Book People Archive

Re: feedback to umichigan on "books and culture", part 1



john said:
>    it may be worth stepping back a bit
>    and seeing what issues are in play here.

thanks, john, but i'm not sure you "stepped back" far enough.


>    Past commenters have agreed that it is useful to keep track of 
>    the page sequencing and the page numbering of a book

"keep track of" is a relatively ambiguous expression.

both of these variables need to be _determinable_...


>    In most cases, sequencing can be determined from numbering 
>    in a straightforward way, but there are various exceptions 
>    (odd numbering schemes, unnumbered pages, restarting
>    sequences, numbering mistakes., etc.)

if you want to talk about _whether_ there are "exceptions",
we can discuss that.   but to assert it as some kind of "fact"
is incorrect.   i will repeat that there are no "exceptions" that
cannot be handled with filenames that are _wisely_ chosen,
and will prove it with any counter-cases you can bring up.

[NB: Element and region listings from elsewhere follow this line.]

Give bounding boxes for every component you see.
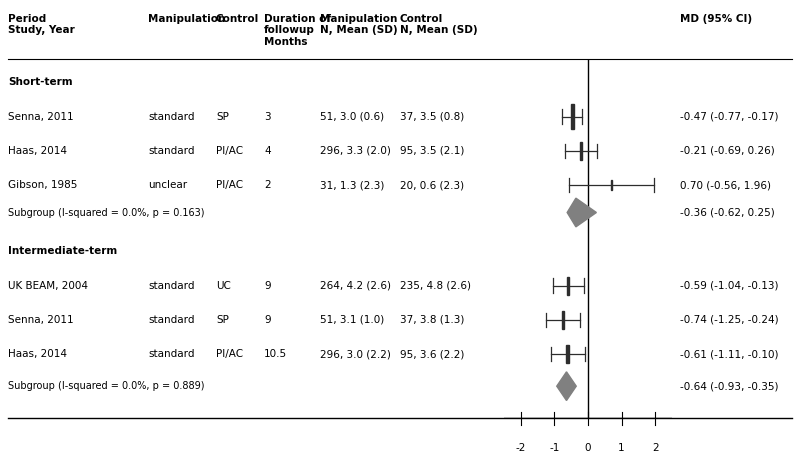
Text: 264, 4.2 (2.6): 264, 4.2 (2.6): [320, 281, 391, 291]
Bar: [611, 180, 612, 190]
Text: 37, 3.5 (0.8): 37, 3.5 (0.8): [400, 112, 464, 122]
Bar: [580, 142, 582, 159]
Text: 3: 3: [264, 112, 270, 122]
Bar: [570, 104, 574, 129]
Text: 95, 3.5 (2.1): 95, 3.5 (2.1): [400, 146, 464, 156]
Text: 95, 3.6 (2.2): 95, 3.6 (2.2): [400, 349, 464, 359]
Text: 2: 2: [264, 180, 270, 190]
Text: Manipulation: Manipulation: [148, 14, 226, 24]
Polygon shape: [557, 372, 576, 400]
Text: standard: standard: [148, 146, 194, 156]
Text: Senna, 2011: Senna, 2011: [8, 112, 74, 122]
Text: standard: standard: [148, 349, 194, 359]
Text: 296, 3.0 (2.2): 296, 3.0 (2.2): [320, 349, 391, 359]
Polygon shape: [567, 198, 596, 227]
Text: 20, 0.6 (2.3): 20, 0.6 (2.3): [400, 180, 464, 190]
Text: PI/AC: PI/AC: [216, 146, 243, 156]
Text: -0.61 (-1.11, -0.10): -0.61 (-1.11, -0.10): [680, 349, 778, 359]
Text: -0.21 (-0.69, 0.26): -0.21 (-0.69, 0.26): [680, 146, 774, 156]
Text: -0.47 (-0.77, -0.17): -0.47 (-0.77, -0.17): [680, 112, 778, 122]
Text: -0.59 (-1.04, -0.13): -0.59 (-1.04, -0.13): [680, 281, 778, 291]
Text: 10.5: 10.5: [264, 349, 287, 359]
Text: SP: SP: [216, 112, 229, 122]
Text: Manipulation
N, Mean (SD): Manipulation N, Mean (SD): [320, 14, 398, 35]
Text: Duration of
followup
Months: Duration of followup Months: [264, 14, 331, 47]
Text: Haas, 2014: Haas, 2014: [8, 349, 67, 359]
Text: -0.74 (-1.25, -0.24): -0.74 (-1.25, -0.24): [680, 315, 778, 325]
Text: Senna, 2011: Senna, 2011: [8, 315, 74, 325]
Text: 4: 4: [264, 146, 270, 156]
Text: 9: 9: [264, 315, 270, 325]
Text: 2: 2: [652, 443, 658, 453]
Text: UC: UC: [216, 281, 231, 291]
Text: -0.36 (-0.62, 0.25): -0.36 (-0.62, 0.25): [680, 207, 774, 218]
Text: Short-term: Short-term: [8, 77, 73, 87]
Text: 37, 3.8 (1.3): 37, 3.8 (1.3): [400, 315, 464, 325]
Text: 0: 0: [585, 443, 591, 453]
Text: 51, 3.0 (0.6): 51, 3.0 (0.6): [320, 112, 384, 122]
Text: PI/AC: PI/AC: [216, 349, 243, 359]
Text: -1: -1: [550, 443, 559, 453]
Text: PI/AC: PI/AC: [216, 180, 243, 190]
Text: -2: -2: [516, 443, 526, 453]
Text: Period
Study, Year: Period Study, Year: [8, 14, 74, 35]
Text: 0.70 (-0.56, 1.96): 0.70 (-0.56, 1.96): [680, 180, 771, 190]
Text: standard: standard: [148, 281, 194, 291]
Text: 1: 1: [618, 443, 625, 453]
Text: Gibson, 1985: Gibson, 1985: [8, 180, 78, 190]
Bar: [562, 311, 564, 329]
Text: 9: 9: [264, 281, 270, 291]
Text: unclear: unclear: [148, 180, 187, 190]
Text: Subgroup (I-squared = 0.0%, p = 0.163): Subgroup (I-squared = 0.0%, p = 0.163): [8, 207, 205, 218]
Text: standard: standard: [148, 315, 194, 325]
Text: Control
N, Mean (SD): Control N, Mean (SD): [400, 14, 478, 35]
Text: -0.64 (-0.93, -0.35): -0.64 (-0.93, -0.35): [680, 381, 778, 391]
Text: Subgroup (I-squared = 0.0%, p = 0.889): Subgroup (I-squared = 0.0%, p = 0.889): [8, 381, 205, 391]
Text: SP: SP: [216, 315, 229, 325]
Text: 51, 3.1 (1.0): 51, 3.1 (1.0): [320, 315, 384, 325]
Text: 235, 4.8 (2.6): 235, 4.8 (2.6): [400, 281, 471, 291]
Text: Intermediate-term: Intermediate-term: [8, 246, 118, 256]
Text: Control: Control: [216, 14, 259, 24]
Text: 296, 3.3 (2.0): 296, 3.3 (2.0): [320, 146, 391, 156]
Bar: [567, 277, 570, 294]
Text: standard: standard: [148, 112, 194, 122]
Bar: [566, 345, 569, 363]
Text: 31, 1.3 (2.3): 31, 1.3 (2.3): [320, 180, 384, 190]
Text: UK BEAM, 2004: UK BEAM, 2004: [8, 281, 88, 291]
Text: MD (95% CI): MD (95% CI): [680, 14, 752, 24]
Text: Haas, 2014: Haas, 2014: [8, 146, 67, 156]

>    So, some relevant questions include:   Should both 
>    sequencing and numbering be explicitly noted somewhere?

it might surprise you to hear me say that the answer is yes,
because we haven't yet progressed the thread to the point
where making the sequencing explicit becomes a good idea.
that's due to the "discussion", not with my treatment of it...


>    (I haven't seen anyone say outright that explicit sequencing 
>    *anywhere* is inherently a bad idea, but it has been argued
>    that it's relatively unimportant

it might also surprise you to hear me say that sequencing
_should_ be done explicitly, and not just be "determinable";
both systems should give the same result, for redundancy.
but again, nobody moved the discussion to that point yet.


>    and may confuse readers if they have to deal with page 
>    *sequence* numbers instead of or alongside "regular" page numbers)

two sets of numbers _will_ confuse readers, some of them,
and most of them at one time or another.   it's a _certainty_,
from murphy's law, so the word "may" is really inaccurate...


>    Which of those two things, if any, should be noted in page filenames?
>    Possible answers include:
>    a) Numbering only (Bowerbird)
>    b) Sequencing only (akin to what happens by default in many PDFs)
>    c) Neither; they should just be in the metadata (UMich)
>    d) Both (Jon Noring)
>    e) It doesn't matter much as long as the files are well managed

if you really want to get deeper into this discussion, you will need to
specify exactly whether you're talking about filenames and/or url's,
and -- on a broader level -- what you make the end-user deal with...


>    The position you take will probably be more convincing to readers 
>    if you can show a real-world example of where your recommended 
>    choice has helped you or your users, or where a different choice 
>    has led to problems.

i've pointed out any number of examples where "a different choice"
leads to problems.   every pagenumber i've given from the mabie book
has forced everyone who wanted to look at it to do the "add 6" exercise,
a totally unnecessary and confusing hassle.   and that's a case where
_at_least_ the offset is consistent throughout the book, so a person
can compute it without actually having to go verify each composed url,
which is what one is required to do when the offset in a book changes.
(and since a person usually will not know whether the offset changes
in a specific book, they have to verify each url just as a matter of course.
this borders on ridiculous.)

and thus it should be obvious that avoiding this ludicrous situation
is indeed something that will "help your users", wouldn't you agree?